De hecho, hoy la mayoría de sus obras reposan en dos tomos de la edición de Procultura que fue recogida cuatro años después de su muerte y en cuya selección aparecen todos los textos que él escogió a título personal.
Pablo Neruda, uno de sus grandes amigos lo definía como dueño de una mano santa: “todo lo que toca, lo vuelve poesía”. Por eso, cada una de sus acciones estaba atada a la métrica y se escuchaba como música. Su muerte no podía más que corresponder a su afán por vivir. Quizá por ello, eligió el mismo día de su nacimiento para dejarse llevar por aquella que le atrapó las pasiones y le arrebató mucho del sentido de sus letras. La muerte misma lo encontró setenta y dos años después en una fría tarde bogotana.
Bogotá fue la ciudad que lo recibió a los dos años, cuando empezó a vivir con su abuela paterna y debió aprender a caminar por las calles de La Candelaria y a estudiar en el Colegio de la Presentación y en el Instituto de la Salle. Más tarde, cuando estudiaba Derecho en la Universidad Nacional, su obsesión por la lingüística lo convenció de abandonar la legislación y le dibujó el camino que debía seguir por el resto de su existencia. No obstante, Arturo Camacho no se contentaría con ser poeta. Iría más allá de sus propios pronósticos. El mundo también lo conocería como periodista y diplomático.
Y fue precisamente en esos azares, que este tolimense “cachaquizado” aprovechó cada una de las oportunidades que se le fueron presentando para armonizar cada aspecto de su vida. Bajo un implacable sol guajiro, cuando ocupaba los cargos de Secretario de Juzgado y Comisario encargado, descubrió el amor que lo trasnochaba en su prosa y que a partir de ese momento cobraría más sentido. Olga Castaño Castillo fue su compañera y la musa de su inspiración.

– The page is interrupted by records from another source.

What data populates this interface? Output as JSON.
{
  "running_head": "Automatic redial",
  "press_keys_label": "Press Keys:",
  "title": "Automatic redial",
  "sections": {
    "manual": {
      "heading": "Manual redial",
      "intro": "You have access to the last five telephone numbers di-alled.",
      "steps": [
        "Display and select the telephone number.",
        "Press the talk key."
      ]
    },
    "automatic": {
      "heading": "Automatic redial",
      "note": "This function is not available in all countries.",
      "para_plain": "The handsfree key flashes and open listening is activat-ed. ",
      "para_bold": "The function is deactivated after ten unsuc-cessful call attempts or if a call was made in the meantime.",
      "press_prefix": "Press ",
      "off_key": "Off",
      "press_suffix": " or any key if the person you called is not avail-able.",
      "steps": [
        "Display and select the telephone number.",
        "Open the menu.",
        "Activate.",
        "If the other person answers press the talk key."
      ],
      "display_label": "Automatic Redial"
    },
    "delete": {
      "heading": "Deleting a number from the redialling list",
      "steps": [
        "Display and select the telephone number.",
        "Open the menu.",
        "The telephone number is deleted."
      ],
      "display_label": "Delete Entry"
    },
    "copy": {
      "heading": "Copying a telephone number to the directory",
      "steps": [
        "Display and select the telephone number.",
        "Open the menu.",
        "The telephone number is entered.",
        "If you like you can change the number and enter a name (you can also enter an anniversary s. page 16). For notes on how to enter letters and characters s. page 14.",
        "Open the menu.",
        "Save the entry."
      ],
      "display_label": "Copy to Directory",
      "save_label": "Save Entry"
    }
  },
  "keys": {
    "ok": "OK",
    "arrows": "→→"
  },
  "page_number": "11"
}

Fue esta mujer la destinataria de la obra de teatro Luna de Arena, cuyo éxito hizo que se representara en diferentes ocasiones en la Radiodifusora Nacional, en el Teatro Colón y en la televisión colombiana. Se casó con ella tras siete años de un intenso noviazgo y envejecieron juntos tal y como él se lo juró un día.
Su pluma también rondó por las columnas de diarios como El Tiempo, El Espectador y El Espacio, en cuyas planas comentaba la realidad con la agilidad de sus palabras. Su voz sosegada se escuchó por los micrófonos de la HJCK en donde dirigió y condujo el famoso programa radial ¿Cuál es su hobby?, que será recordado por sus entrevistas semanales a personajes que en su momento tuvieron impacto en el quehacer intelectual del país.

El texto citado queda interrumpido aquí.